Sedation amount gender difference
Gender related differences were calculated in cardioversions only, since these require rather uniform and short procedure times. The finding that male patients required larger amounts of both morphine and anesthesia (p < 0.001) may reflect their greater body mass (though we do not have data on this); previous studies have suggested that males may require less sedation per kilogram [41–43]. One study showed the potency of strong opioids such as morphine to be higher in males . Two other studies showed females using higher doses (+11%) of morphine for postoperative pain  and 30% more morphine to achieve a similar degree of analgesia compared with men . Sex-related differences in the perception of pain and susceptibility to opioids remains a matter of debate.
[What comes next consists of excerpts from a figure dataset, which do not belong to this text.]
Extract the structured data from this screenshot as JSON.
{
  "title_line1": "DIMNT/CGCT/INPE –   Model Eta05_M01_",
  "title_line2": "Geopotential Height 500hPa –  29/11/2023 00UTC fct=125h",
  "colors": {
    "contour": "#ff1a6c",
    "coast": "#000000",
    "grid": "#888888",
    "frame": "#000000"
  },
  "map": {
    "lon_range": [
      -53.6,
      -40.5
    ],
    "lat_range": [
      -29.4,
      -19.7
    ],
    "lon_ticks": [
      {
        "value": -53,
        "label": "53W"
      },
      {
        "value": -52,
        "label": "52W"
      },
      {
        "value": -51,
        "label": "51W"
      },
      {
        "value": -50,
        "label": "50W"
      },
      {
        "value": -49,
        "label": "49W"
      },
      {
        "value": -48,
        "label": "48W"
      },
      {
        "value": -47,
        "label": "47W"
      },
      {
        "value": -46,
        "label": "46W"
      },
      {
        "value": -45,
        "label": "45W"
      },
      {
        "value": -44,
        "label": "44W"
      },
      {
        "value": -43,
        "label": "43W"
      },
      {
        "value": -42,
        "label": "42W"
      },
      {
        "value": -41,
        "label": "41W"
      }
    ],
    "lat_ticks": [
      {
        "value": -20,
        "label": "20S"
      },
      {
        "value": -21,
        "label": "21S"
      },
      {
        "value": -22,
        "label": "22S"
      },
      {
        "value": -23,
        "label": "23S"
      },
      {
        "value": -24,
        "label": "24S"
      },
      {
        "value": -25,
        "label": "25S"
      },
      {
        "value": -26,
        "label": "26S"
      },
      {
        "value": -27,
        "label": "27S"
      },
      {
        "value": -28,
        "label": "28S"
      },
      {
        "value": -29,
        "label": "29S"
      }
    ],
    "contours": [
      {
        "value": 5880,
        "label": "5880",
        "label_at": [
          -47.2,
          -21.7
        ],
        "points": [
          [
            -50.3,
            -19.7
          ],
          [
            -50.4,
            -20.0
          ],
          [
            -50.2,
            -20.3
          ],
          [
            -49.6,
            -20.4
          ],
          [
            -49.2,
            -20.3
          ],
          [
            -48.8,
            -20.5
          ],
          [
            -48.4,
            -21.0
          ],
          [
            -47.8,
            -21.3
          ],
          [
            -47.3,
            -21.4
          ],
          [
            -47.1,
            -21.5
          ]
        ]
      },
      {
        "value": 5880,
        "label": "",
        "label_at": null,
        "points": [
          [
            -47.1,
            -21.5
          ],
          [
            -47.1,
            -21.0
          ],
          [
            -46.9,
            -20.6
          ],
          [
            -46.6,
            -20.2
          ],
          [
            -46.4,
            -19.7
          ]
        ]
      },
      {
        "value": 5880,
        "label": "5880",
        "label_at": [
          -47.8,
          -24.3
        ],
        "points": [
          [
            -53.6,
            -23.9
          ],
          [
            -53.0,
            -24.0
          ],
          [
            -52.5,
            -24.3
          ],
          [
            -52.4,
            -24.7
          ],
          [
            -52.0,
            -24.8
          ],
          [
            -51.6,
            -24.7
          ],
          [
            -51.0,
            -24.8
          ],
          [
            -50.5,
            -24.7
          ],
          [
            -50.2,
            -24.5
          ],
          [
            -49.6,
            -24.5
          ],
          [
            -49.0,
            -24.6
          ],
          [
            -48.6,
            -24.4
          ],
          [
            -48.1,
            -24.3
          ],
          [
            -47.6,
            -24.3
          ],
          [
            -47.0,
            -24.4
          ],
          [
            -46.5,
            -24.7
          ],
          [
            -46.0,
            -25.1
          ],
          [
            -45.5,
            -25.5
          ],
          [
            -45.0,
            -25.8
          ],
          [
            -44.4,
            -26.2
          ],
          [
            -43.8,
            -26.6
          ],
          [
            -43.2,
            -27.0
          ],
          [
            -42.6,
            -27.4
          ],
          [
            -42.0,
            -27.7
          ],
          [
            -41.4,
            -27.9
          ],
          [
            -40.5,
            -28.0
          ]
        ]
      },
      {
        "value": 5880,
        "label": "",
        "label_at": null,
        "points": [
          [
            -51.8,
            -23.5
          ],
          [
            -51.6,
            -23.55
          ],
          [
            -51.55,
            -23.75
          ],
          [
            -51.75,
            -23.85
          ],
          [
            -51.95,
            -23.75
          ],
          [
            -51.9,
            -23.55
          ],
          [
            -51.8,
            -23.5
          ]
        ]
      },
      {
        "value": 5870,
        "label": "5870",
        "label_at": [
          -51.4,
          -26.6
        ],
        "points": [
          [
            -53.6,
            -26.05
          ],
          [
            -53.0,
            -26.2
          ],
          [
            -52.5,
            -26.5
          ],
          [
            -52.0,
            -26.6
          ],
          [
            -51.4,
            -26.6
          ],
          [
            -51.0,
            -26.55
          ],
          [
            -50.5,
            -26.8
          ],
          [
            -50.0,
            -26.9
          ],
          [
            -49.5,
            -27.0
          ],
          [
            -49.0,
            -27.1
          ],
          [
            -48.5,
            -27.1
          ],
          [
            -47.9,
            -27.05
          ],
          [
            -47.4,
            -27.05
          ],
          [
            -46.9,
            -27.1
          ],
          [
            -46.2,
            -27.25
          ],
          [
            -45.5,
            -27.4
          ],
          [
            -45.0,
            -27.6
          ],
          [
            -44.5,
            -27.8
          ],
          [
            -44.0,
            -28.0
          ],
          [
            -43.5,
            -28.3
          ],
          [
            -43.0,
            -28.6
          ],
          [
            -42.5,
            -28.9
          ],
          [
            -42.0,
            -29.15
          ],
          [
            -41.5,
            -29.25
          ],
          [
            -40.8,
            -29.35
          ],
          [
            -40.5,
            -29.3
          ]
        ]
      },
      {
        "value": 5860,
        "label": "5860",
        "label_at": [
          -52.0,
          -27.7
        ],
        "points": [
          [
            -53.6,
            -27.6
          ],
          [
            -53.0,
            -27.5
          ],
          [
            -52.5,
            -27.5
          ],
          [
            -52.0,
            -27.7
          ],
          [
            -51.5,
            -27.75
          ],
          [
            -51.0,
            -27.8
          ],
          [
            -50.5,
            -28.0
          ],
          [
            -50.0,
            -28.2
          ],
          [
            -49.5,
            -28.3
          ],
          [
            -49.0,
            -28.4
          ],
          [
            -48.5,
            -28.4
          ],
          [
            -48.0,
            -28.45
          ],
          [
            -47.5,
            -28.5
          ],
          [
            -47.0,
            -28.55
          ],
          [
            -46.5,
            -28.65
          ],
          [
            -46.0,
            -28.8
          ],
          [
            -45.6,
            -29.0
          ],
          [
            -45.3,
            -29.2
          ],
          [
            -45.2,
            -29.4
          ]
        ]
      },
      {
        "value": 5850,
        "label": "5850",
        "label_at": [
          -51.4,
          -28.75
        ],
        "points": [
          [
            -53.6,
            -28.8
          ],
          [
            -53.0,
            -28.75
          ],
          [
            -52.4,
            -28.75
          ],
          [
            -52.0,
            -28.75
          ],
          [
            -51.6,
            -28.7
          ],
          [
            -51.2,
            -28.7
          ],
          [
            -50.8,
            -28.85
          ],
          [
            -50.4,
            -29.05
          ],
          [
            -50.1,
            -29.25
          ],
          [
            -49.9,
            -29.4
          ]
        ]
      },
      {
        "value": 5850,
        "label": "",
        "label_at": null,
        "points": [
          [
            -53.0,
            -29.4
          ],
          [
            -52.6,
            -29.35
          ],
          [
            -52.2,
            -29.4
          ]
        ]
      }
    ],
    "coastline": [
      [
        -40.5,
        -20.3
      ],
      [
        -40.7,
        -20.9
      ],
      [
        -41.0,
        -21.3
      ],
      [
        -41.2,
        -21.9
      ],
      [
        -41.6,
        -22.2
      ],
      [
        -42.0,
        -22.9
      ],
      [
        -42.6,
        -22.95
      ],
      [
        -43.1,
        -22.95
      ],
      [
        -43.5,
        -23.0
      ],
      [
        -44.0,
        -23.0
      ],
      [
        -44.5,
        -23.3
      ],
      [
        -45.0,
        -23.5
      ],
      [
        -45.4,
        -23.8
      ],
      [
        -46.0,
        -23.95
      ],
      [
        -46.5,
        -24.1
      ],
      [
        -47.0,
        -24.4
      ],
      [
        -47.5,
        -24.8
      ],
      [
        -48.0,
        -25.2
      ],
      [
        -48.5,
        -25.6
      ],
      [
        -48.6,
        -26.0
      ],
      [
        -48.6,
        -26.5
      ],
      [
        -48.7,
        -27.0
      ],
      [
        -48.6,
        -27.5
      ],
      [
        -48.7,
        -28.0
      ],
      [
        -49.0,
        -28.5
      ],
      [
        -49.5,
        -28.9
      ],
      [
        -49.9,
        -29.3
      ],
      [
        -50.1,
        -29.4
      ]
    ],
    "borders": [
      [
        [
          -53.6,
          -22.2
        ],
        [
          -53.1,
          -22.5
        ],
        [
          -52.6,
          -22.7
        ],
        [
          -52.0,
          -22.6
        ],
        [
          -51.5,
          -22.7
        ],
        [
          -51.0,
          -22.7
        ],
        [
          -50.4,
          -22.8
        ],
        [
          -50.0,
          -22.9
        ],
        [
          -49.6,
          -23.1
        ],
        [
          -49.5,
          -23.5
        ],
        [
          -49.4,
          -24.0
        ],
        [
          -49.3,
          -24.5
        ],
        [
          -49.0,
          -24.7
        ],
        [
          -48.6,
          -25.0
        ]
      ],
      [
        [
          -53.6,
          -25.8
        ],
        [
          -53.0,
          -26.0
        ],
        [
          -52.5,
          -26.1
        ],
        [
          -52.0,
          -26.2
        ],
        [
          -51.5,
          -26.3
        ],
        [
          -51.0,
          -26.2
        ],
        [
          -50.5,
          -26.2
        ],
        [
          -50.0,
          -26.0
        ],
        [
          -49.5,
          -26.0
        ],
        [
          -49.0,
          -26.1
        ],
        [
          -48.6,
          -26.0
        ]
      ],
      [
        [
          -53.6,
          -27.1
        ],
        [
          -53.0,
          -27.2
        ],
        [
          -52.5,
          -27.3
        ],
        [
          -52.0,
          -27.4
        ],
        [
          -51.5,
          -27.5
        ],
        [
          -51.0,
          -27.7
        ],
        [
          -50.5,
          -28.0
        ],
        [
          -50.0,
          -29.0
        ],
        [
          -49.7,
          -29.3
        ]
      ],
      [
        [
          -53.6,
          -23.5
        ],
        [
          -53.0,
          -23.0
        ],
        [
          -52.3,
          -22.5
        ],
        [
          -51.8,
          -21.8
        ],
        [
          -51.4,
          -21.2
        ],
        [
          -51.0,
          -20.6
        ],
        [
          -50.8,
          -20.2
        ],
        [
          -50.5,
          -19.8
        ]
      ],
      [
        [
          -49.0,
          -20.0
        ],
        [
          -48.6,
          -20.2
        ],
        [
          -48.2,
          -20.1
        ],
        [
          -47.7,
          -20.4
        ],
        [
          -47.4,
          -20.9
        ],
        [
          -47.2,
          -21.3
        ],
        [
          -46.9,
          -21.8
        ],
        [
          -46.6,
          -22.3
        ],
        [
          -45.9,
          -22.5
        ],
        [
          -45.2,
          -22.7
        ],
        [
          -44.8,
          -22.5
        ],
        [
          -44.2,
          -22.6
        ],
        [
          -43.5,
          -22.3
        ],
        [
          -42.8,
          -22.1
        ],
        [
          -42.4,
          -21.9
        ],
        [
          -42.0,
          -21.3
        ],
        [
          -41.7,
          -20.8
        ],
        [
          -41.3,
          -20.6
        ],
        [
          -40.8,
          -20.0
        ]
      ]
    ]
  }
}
The data in this study were derived primarily from the cardiology division computerized database. Data were complete on items such as type of procedure, and doses of midazolam and morphine. However other data including procedure duration were not always filled in (hence the “selected” data in Table 5). Patient weight was not recorded, so doses per/kilogram/minute could not be reported. Cardioversions and pacemakers were not in the computer system early in the study, thus limiting the numbers of these procedures in this report.
We report a large study based on single center database that covers all of the cardiac procedures that are performed under conscious sedation without an anaesthesiologist present. Our data confirms the safety and cost effectiveness of sedation administered by non-anesthesia personnel shown in previous studies [4, 25–34]. To our knowledge, this is the largest study done so far to deal with the issues of safety and cost in a consecutive non-selected patient population at a single medical center. We also believe that anesthesia services should be used routinely for certain types of procedures (as per exclusions in the “Methods” section) and must be available as backup on an “as needed” basis.